そうだ! 神木さんは……。そう思って神木さんを見る。

「私は無いよ! 一度も。ほらこれつけてると誰にも気づかれないから」

コンコンっとお面を爪で叩く。そうか、そうなんだぁ、よかった神木さん、よかった、何もなくて。

私は胸を撫で下ろした。

本当に良かった。

「由結、心配してくれたの?」

「……してないよ、べつに」

「えへへへー、そっか、そっかー。ありがと」

 神木さんが嬉しそうに腕にまとわりついてくる。

 ジャレ合っているのを見ていた知念先輩が、この部室にいた誰もがきっと見えたんじゃ無いかと思えるくらいの、メラメラとした炎を背景に背負って、

「ちょっと! 何ですの、神木さん。くっ付き過ぎですわよ! 離れなさい。七五三さんはわたくしといる方がいいのです!」

「…………」

 神木さんは、さらにぎゅっとくっ付いてくる、お胸があたってますよ、神木さん……

「やだ! これは私のなので!」

 知念先輩が反対の袖を引っ張る。

「ヤダじゃありません! 何を言ってるんですの、七五三さんはわたくしのものです!」

「離せーーー」「いやーーー」「離せーーー」「離せーーー」

 呆れた、軽蔑の目をして、みんなが見てる、頭を振って否定する、もう何を否定しているのかも定かじゃないが、とにかく!この状況は恥ずかしい。そういえば先輩は、

「ち……知念先輩!」

「あ、はい! …………千恵ちえって呼んでください」

 ああ、そんな潤んだ目で見ないで。

「じゃぁ……千恵……先輩は、大丈夫なんですか、そう言うの?」

千恵先輩の頭のなかで、あからさまに私との妄想が爆発したようで、真っ赤になって机につっぷしたまま動かなくなってしまった。わかりやすいけど、結構めんどくさい人だ。

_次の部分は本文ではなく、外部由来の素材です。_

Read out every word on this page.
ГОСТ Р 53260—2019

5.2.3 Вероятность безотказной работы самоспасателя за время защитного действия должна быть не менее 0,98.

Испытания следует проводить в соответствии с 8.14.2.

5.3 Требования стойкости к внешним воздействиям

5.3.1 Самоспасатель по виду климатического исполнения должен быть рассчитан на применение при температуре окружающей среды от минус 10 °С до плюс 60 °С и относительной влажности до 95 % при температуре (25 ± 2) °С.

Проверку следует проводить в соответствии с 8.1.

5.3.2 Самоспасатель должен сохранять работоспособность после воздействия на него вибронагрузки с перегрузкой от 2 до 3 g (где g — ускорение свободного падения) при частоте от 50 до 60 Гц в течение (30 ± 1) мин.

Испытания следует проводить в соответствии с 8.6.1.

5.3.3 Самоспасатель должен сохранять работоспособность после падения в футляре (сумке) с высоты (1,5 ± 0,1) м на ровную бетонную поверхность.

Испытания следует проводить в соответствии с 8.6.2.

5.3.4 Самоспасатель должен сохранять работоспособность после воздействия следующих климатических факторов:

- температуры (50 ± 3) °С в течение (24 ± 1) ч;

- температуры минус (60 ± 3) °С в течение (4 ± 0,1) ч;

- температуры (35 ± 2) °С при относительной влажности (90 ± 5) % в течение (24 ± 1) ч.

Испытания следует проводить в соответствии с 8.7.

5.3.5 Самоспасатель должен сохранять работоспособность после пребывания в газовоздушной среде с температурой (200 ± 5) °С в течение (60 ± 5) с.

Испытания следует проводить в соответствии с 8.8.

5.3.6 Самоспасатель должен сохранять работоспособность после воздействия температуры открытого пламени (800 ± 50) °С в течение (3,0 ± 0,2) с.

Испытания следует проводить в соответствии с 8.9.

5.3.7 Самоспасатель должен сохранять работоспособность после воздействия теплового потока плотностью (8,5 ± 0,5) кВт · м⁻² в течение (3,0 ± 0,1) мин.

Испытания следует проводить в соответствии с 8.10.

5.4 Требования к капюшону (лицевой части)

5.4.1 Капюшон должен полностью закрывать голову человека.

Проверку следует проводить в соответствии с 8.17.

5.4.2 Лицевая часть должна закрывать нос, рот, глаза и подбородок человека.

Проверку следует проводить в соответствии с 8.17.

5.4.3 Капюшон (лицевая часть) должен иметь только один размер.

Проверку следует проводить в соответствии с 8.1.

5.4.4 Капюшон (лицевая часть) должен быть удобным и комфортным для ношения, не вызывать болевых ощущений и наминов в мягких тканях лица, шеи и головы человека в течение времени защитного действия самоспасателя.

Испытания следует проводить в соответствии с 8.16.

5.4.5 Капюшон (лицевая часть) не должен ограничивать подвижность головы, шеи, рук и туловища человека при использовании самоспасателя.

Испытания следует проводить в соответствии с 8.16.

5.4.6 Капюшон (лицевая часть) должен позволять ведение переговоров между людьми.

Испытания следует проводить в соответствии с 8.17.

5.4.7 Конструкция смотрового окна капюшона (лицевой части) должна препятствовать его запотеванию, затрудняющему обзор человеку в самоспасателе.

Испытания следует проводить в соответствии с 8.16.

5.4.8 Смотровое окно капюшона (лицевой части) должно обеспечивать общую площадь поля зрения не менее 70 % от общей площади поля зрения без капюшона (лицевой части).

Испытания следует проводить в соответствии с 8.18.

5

「わたくしは全然平気ですわ、そう言ったアクシデントはわたくしの輝く魅力の副産物ですもの、そんなやからは人知れず闇にほおむるだけですわ」

「知念さんは、この状況が大好きなんだ」

 木村先輩が、ちょっと理解できないだろ?といった感じで肩をすぼめる。

「あら、当然じゃありませんの、ANM症候群て言ったって、私自身の魅力には違いないのですから、人より千倍くらい、わたくしが魅力的なだけです。それより、木村賢治きむらけんじさんの魅力は空っぽで、偽りの能力? 何でしたかしら、チート? そんな風に思うのがおかしいんじゃありませんこと。だってこの魅力は、誰からも奪われないでしょ? 誰に与えられたわけでもないでしょ? 自分を磨いて手に入れたものよ、違うかしら?」

 たしかにその通りだと思った。

 私たちは皆、どこかしら自分に自信を持てないでいるんだ。